What is his production? Let’s divide it by grape variety, starting with his amazingly tasty reds.
He has a TROLLINGER. He has three LEMBERGERS, and six PINOT NOIRS.
He has a few little ancillary items, including (in his words) “the dreaded Rosé.”
He has two excellent SPARKLING WINES
He has two CHARDONNAYS and three PINOT BLANCS
He has five RIESLINGS
Broken down by category, there are six wines in the everyday “estate-level” category. An importer might well carry all six. They might include the Rosé (dreaded or otherwise, as the wine itself is good), and they’d certainly want one of the “prestige” Pinot Noirs (maybe both), and even if they ignored the astonishingly good “Gipskeuper” bottlings of Pinot Blanc and Riesling, which offer astonishing value, they’d be looking at an offering of 9-10 wines – and little wonder the buyer is paralyzed with too many options, and chooses something easier. The vexing dilemma for the merchant is that all the wines are excellent, and it is painful to leave any of them behind.
This is the fine-wine business at its finest, I would argue – but who does it serve? I’ve often said the fine wine ethos is gorgeously inefficient, but if it were my cash on the line I might be less dismissive of efficiency. Can the world afford to support a culture displaying such idealism, however lovely we may find it to be? Multiply the Dautel example by 300-400 other wineries, and then consider the “malaise” in the German wine market again. Either be careful what you wish for, or else put your money where your values are – or where you like to imagine they are.
A FINAL SLICE OF OPINION
If one is a film reviewer, one sits through the film for a couple hours, and sometimes more than once, if the film is enigmatic or interesting.
If one reviews any sort of live performance art (e.g., dance, theater, concerts) one watches for as long as the performance entails.
If one reviews restaurants one (usually) eats several meals in them, and looks for a through-line in the variety of impressions one may have formed. This takes many, many hours.
If one reviews books, one must (alas) actually read them, and this can entail quite a lot of time.
And yet, if one reviews wines, each wine is tasted and spat out, sometimes many wines, wine after wine after wine, with the reviewer spending perhaps up to ten minutes per wine, before issuing a description and an opinion. Though it is understood that people are subjective and fallible, wine reviewers are experienced professionals who offer well informed judgments. But sadly, these judgments are yoked to a ridiculously and speciously precise “scoring” scale, which imposes an absolute value upon a sensual, transitory experience.

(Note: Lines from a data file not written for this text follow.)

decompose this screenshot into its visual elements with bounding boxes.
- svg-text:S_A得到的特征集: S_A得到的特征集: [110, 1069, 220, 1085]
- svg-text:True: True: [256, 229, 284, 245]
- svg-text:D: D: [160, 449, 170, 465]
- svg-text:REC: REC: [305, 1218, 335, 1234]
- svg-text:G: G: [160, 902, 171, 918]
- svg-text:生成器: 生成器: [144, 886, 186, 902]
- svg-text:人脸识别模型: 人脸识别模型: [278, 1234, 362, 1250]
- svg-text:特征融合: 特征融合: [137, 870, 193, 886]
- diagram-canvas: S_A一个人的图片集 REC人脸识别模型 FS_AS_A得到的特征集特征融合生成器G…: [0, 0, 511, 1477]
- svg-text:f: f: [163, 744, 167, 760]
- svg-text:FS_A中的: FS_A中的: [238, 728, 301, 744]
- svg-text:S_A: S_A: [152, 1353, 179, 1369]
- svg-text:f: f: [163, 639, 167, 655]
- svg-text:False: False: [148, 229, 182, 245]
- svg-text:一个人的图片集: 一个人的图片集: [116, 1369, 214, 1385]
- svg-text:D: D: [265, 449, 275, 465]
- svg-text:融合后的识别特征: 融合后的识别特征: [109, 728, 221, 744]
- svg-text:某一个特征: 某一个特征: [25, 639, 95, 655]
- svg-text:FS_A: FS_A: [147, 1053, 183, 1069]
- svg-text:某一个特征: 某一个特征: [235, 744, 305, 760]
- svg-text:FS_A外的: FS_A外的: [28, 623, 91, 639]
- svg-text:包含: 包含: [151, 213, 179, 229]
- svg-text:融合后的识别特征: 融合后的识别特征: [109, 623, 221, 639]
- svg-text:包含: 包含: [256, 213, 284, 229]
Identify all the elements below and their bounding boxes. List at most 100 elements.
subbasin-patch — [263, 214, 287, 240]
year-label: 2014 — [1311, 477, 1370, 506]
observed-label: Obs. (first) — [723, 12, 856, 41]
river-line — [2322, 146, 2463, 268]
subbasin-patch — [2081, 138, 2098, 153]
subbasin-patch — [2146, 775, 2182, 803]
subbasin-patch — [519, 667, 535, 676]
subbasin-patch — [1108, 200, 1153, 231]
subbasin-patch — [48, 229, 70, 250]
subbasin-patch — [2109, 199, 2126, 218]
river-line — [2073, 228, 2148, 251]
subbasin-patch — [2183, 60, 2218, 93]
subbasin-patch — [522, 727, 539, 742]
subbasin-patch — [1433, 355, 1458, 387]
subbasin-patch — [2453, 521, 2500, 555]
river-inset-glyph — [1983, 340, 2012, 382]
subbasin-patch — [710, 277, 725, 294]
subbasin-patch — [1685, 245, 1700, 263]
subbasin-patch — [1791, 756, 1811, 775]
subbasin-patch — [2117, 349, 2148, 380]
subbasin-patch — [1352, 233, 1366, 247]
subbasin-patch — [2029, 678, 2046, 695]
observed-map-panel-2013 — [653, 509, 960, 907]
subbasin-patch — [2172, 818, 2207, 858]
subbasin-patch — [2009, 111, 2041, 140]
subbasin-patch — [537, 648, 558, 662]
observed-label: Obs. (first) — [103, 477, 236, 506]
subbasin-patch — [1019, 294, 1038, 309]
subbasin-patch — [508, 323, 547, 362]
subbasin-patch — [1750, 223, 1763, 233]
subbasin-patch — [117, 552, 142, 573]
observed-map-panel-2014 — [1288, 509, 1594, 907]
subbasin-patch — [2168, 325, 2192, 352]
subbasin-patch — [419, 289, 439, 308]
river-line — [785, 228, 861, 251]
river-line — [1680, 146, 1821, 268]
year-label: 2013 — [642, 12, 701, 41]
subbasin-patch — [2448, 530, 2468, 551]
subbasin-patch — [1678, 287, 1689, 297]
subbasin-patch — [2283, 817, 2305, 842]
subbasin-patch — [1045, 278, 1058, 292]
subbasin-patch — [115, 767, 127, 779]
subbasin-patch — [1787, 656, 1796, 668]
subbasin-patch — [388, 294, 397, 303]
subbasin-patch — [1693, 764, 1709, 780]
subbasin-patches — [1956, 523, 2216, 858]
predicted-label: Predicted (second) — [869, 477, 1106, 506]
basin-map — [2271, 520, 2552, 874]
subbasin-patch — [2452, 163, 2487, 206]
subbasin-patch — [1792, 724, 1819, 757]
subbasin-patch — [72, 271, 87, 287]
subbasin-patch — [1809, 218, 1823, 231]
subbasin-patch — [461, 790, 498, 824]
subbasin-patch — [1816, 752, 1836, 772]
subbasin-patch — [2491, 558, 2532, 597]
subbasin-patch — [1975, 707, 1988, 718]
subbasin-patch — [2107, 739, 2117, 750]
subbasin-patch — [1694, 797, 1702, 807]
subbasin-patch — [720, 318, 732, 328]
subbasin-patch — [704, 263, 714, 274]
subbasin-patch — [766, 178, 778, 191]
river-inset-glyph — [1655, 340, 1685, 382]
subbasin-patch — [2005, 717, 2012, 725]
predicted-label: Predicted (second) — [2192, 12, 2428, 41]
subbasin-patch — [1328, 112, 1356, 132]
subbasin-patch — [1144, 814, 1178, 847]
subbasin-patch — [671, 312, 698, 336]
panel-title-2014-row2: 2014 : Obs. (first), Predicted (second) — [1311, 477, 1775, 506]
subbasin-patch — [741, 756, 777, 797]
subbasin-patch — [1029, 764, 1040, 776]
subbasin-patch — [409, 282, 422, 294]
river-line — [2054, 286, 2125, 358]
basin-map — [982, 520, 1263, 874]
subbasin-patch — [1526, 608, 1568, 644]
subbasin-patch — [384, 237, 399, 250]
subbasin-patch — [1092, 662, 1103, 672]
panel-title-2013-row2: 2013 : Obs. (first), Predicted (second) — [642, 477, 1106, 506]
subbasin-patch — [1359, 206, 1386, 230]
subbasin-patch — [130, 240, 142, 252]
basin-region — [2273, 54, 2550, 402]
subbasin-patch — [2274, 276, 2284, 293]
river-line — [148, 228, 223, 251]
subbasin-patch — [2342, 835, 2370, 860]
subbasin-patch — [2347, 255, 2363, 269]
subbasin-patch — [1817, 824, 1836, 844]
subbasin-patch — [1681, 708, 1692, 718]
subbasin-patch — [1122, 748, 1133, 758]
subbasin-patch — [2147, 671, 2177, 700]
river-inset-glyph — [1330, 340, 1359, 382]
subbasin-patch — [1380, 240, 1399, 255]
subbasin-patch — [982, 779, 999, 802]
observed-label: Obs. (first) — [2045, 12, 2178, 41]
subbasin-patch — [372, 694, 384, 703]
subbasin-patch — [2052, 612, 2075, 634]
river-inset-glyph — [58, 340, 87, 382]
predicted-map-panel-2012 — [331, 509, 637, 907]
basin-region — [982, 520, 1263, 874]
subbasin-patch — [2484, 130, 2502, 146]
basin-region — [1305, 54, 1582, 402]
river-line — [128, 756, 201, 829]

Whereas reviewers in every other aesthetic field spend more time on the subjects on which they comment, few if any of them use a scoring shorthand of more than 1-4 (or 1-5) stars. While these are relatively imprecise, they get the job done. No reader, looking at a 4-star restaurant review complains “That’s all well and good but I want to know exactly how good it was. Was it a “93” or a “97”????
But wine, the thing upon which the least amount of time is spent, is subject to the most tortured degree of specificity. Does this strike you as odd?
No one would ever hire me as a wine “reviewer;” I’m too contrary and too prolix. But if they did, I would deploy a simple but useful scale to accompany my breathless prose. It might look like this:
G
RG
RFG
SFG
FS
And for anyone who hasn’t already guessed the meanings of these acronyms, they stand for Good, Really Good, Really Fucking Good, Seriously Fucking Good, and finally, Fucking Spectacular.
If there is a reader for whom this scale would be frustratingly vague, do make yourself known to us.
And for you, and for all the rest of us, a happy 2024. May your New Year receive at least a “90” if not a “96.”
Happy seriously fucking good New Year Terry!